Form the differential equation
having $y = {\left( {{{\sin }^{ - 1}}x} \right)^2} + A{\cos ^{ - 1}}x + B$, where $A$ and $B$
are arbitrary constants, as its general solution.

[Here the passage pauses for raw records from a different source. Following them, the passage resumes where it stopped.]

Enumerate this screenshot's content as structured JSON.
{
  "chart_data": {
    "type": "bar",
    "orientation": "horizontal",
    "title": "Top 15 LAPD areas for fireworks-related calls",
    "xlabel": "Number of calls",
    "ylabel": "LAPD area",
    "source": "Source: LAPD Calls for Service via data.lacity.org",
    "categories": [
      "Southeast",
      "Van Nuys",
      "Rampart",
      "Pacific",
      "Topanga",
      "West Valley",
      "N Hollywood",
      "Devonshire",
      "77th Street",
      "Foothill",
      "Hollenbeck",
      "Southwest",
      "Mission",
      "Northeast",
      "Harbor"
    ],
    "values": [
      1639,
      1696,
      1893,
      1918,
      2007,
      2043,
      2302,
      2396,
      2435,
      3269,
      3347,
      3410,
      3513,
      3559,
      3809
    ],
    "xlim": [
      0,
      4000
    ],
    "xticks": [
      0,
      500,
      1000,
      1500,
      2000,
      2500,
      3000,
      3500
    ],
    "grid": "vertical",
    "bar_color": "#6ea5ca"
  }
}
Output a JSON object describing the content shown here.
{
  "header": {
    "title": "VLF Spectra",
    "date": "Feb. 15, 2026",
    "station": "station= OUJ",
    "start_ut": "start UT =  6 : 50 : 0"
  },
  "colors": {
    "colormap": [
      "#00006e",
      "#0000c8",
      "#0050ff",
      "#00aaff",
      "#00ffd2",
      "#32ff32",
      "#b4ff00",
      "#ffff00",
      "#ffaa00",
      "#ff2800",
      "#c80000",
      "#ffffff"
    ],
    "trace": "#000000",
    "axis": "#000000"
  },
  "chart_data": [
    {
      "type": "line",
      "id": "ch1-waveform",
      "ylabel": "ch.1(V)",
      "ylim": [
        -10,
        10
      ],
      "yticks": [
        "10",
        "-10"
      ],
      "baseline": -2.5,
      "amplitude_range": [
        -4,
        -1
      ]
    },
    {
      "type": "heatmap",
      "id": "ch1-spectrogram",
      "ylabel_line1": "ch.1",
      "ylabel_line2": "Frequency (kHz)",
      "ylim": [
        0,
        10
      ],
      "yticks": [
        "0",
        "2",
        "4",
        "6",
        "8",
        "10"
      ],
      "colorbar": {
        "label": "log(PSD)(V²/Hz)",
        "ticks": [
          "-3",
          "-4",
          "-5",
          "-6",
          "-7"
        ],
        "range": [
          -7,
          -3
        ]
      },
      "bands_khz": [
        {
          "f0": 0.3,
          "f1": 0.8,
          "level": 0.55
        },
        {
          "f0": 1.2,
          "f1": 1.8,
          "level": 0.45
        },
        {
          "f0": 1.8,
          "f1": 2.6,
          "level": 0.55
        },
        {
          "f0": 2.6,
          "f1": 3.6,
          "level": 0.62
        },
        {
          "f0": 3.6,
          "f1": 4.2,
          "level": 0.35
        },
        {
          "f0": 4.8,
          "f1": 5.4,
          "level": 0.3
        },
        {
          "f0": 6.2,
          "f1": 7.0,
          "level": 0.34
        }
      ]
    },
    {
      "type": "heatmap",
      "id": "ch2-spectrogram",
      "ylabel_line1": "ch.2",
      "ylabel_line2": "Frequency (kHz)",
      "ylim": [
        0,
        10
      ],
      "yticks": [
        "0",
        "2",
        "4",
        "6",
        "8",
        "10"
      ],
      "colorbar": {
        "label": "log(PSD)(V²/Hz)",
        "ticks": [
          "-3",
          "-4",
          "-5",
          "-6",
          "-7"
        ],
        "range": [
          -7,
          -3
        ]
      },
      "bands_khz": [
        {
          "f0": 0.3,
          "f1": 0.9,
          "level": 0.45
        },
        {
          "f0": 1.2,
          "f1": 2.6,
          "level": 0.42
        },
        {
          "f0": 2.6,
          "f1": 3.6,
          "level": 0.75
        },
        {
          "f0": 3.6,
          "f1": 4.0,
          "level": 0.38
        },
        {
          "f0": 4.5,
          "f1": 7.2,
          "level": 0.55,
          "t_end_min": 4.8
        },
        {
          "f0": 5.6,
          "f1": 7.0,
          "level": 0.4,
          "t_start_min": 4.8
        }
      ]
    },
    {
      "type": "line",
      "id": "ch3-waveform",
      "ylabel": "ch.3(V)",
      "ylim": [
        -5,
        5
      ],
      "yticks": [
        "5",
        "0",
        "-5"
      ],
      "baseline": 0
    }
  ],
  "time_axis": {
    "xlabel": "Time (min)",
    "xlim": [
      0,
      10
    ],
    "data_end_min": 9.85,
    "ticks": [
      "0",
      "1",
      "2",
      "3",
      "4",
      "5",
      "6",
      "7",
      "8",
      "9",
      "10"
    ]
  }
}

Given that, $y = {\left( {{{\sin }^{ - 1}}x} \right)^2} + A{\cos ^{ - 1}}x + B$

On differentiating w.r.t. $x$, we get
$\frac{{dy}}{{dx}} = \frac{{2{{\sin }^{ - 1}}x}}{{\sqrt {1 - {x^2}} }} + \frac{{( - A)}}{{\sqrt {1 - {x^2}} }}$

$\Rightarrow$ $\sqrt {1 - {x^2}} \frac{{dy}}{{dx}} = 2{\sin ^{ - 1}}x - A$

Again, differentiating w.r.t. $x$,

we get $\sqrt {1 - {x^2}} \frac{{{d^2}y}}{{d{x^2}}} + \frac{{dy}}{{dx}} \cdot \frac{{ - 2x}}{{2\sqrt {1 + {x^2}} }} = \frac{2}{{\sqrt {1 - {x^2}} }}$

$\Rightarrow$ $\left( {1 - {x^2}} \right)\frac{{{d^2}y}}{{d{x^2}}} - \frac{x}{{\sqrt {1 - {x^2}} }} \cdot \sqrt {1 - {x^2}} \frac{{dy}}{{dx}} = 2$

$\Rightarrow$ $\left( {1 - {x^2}} \right)\frac{{{d^2}y}}{{d{x^2}}} - x\frac{{dy}}{{dx}} = 2$

$\Rightarrow$ $\left( {1 - {x^2}} \right)\frac{{{d^2}y}}{{d{x^2}}} - x\frac{{dy}}{{dx}} - 2 = 0$

which is the required differential equation.